Phosphoglycerate Mutase 5 Knockdown Alleviates Neuronal Injury After Traumatic Brain Injury Through Drp1-Mediated Mitochondrial Dysfunction.

Aims: Traumatic brain injury (TBI) is a major cause of disability and death, and a better understanding of the underlying mechanisms of mitochondrial dysfunction will provide important targets for preventing damage from neuronal insults. Phosphoglycerate mutase 5 (PGAM5) is localized to the mitochondrial outer-inner membrane contact sites, and the PGAM5-Drp1 pathway is involved in mitochondrial dysfunction and cell death. The purpose of this project was to evaluate the effects of PGAM5 on neuronal injury and mitochondrial dysfunction.

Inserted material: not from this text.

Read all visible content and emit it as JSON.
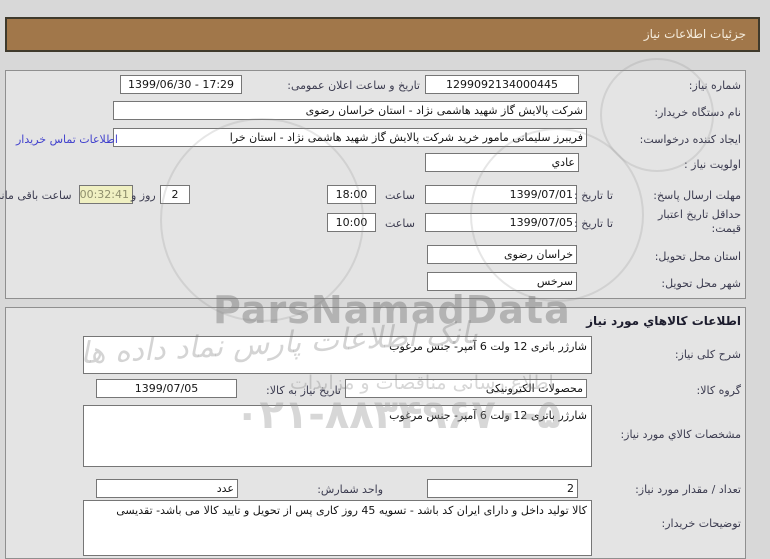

Results: PGAM5 was overexpressed in mice subjected to TBI and in primary cortical neurons injured by mechanical equiaxial stretching. PGAM5 deficiency alleviated neuroinflammation, blocked Parkin, PINK1, and Drp1 translocation to mitochondria and abnormal phosphorylation of Drp1, mitochondrial ultrastructural changes, and nerve malfunction in TBI mouse model. PGAM5-shRNA (short hairpin RNA) reduced Drp1 translocation and activation, including dephosphorylation of p-Drp1 on Ser622 (human Drp1 Ser616) and phosphorylation of Drp1 on Ser643 (human Drp1 Ser637). The levels of inflammatory cytokines, the degree of mitochondrial impairment (mitochondrial membrane potential, ADP/ATP, AMP/ADP, antioxidant capacity), and neuronal injury in stretch-induced primary cortical neurons were reduced by blocking expression of PGAM5. The inhibition of PGAM5 is neuroprotective via attenuation of Drp1 activation, similar to that achieved by mitochondrial division inhibitor-1 (Mdivi1)-mediated Drp1 inhibition. Innovation and
Conclusion: Our findings demonstrate the critical role of PGAM5 in progression of neuronal injury from TBI via Drp1 activation (dephosphorylation of p-Drp1 on Ser622 and phosphorylation of Drp1 on Ser643)-mediated mitochondrial dysfunction. The data may open a window for developing new drugs to prevent the neuropathology of TBI.